For Judis, the conference revealed that there are “two American lefts,” and that they inhabit different worlds. “The reformist, democratic left of the AFL“CIO, the Sierra Club, Public Citizen, NOW, the ACLU, and the NAACP is not moribund; in fact, it may even be on the rebound. But the cultural left, housed in universities like Duke, CUNY, and UC Santa Cruz, still lives, amazingly, in the bygone world of capitalist pigs, power to the people, and Ho, Ho, Ho Chi Minh.”

That last may be somewhat exaggerated, but it seems clear that there aren’t a lot of beyondists in Judis’ “cultural left.” Indeed, many of his “reformists””leaders of NOW, the ACLU, and the NAACP”could themselves not unjustly be characterized as radicals. They aren’t headed for the barricades, but the rhetoric they employ and the proposals they put forward are considerably more militant than, say, the platform of the Democratic Party.

Be that as it may, I’m convinced that what Judis encountered at the conference in New York is far more prevalent in the intellectual world than my friend wants to admit. And intellectuals, as we all know, have influence over public opinion vastly disproportionate to their incidence in the population. Remember the years between the two World Wars: there were not many actual Marxists in America, but the Marxist influence was everywhere.

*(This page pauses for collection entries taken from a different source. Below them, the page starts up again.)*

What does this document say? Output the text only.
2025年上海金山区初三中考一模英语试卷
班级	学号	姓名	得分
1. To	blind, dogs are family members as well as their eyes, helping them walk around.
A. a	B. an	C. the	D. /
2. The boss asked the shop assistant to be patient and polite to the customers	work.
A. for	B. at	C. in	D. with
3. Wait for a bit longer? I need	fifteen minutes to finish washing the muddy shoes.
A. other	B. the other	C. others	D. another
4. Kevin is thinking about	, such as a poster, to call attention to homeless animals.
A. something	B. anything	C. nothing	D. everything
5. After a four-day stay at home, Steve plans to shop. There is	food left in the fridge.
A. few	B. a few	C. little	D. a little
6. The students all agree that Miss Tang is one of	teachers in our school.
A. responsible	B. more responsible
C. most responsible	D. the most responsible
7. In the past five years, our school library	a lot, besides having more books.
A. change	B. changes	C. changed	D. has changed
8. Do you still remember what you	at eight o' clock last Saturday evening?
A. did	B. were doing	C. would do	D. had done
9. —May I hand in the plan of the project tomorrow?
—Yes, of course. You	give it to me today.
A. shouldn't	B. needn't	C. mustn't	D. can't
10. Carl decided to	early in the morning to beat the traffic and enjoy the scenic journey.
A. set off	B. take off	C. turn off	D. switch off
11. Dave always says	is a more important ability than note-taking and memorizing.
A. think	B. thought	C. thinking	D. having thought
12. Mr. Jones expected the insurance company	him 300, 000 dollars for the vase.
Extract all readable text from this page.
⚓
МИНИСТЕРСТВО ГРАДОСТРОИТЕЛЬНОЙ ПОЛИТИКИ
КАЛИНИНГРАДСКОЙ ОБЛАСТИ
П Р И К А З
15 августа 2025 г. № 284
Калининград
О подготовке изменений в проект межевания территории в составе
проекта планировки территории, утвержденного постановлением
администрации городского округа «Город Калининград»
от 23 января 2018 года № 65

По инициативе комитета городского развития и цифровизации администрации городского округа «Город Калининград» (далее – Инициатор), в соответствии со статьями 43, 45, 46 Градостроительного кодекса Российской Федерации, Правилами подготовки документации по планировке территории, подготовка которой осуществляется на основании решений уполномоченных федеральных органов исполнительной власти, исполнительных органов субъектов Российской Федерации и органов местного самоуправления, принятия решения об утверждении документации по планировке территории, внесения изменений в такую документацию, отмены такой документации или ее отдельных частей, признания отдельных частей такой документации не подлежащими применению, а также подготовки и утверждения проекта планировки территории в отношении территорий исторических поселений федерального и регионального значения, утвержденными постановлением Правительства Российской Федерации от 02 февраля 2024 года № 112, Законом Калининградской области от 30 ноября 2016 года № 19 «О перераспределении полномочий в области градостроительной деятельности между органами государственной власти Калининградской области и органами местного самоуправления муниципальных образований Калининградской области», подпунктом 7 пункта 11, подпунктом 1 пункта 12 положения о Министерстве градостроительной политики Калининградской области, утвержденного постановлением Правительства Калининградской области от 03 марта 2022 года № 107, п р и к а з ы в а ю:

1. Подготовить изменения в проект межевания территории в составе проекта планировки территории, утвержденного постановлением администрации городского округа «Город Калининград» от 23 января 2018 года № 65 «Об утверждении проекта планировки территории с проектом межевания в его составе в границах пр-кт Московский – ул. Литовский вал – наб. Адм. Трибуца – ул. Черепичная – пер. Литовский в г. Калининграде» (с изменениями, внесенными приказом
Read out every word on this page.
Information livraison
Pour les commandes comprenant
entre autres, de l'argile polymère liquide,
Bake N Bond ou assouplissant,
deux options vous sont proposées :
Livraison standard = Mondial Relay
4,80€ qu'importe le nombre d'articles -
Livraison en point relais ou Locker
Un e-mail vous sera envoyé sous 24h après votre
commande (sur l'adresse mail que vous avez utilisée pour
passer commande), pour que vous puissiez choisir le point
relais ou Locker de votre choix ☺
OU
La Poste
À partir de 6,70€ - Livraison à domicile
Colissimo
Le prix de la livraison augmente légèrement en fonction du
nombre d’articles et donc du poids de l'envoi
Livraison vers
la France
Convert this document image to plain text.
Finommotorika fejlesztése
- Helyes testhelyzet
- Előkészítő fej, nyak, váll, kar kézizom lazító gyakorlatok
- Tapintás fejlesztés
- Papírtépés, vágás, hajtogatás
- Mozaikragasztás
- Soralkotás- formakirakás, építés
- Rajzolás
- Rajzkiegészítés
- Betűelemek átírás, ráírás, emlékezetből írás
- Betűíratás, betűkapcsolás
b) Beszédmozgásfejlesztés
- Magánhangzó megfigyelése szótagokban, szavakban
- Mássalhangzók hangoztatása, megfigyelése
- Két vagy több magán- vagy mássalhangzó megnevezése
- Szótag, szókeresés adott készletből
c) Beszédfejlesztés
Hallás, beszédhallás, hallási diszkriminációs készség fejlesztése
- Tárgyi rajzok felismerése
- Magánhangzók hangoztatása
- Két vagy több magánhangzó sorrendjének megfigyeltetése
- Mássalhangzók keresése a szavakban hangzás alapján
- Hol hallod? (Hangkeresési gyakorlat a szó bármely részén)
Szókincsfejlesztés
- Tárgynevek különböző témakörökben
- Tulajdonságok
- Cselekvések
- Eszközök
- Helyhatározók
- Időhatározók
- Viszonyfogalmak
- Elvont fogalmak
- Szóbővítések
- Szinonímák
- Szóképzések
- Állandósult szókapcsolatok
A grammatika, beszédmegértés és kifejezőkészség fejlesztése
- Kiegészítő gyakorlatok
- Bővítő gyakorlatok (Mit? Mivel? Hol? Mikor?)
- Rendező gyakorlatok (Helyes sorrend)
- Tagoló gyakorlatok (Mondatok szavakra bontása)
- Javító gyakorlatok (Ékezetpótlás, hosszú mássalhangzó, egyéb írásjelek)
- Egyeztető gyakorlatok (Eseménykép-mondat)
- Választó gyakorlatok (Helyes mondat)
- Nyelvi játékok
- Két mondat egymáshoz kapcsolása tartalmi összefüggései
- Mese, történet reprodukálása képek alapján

My friend dreams of a new End of Ideology, and I can readily join him in wishing for its advent. It would be a great blessing if the nation could once again establish the broad consensus on issues of politics, economics, and culture that it enjoyed during the Eisenhower era. But that, to put it mildly, is an unlikely prospect. Like it or not, the war of ideas continues to rage, and though my irenic friend thinks otherwise, the right can hardly be faulted for recognizing and engaging that reality.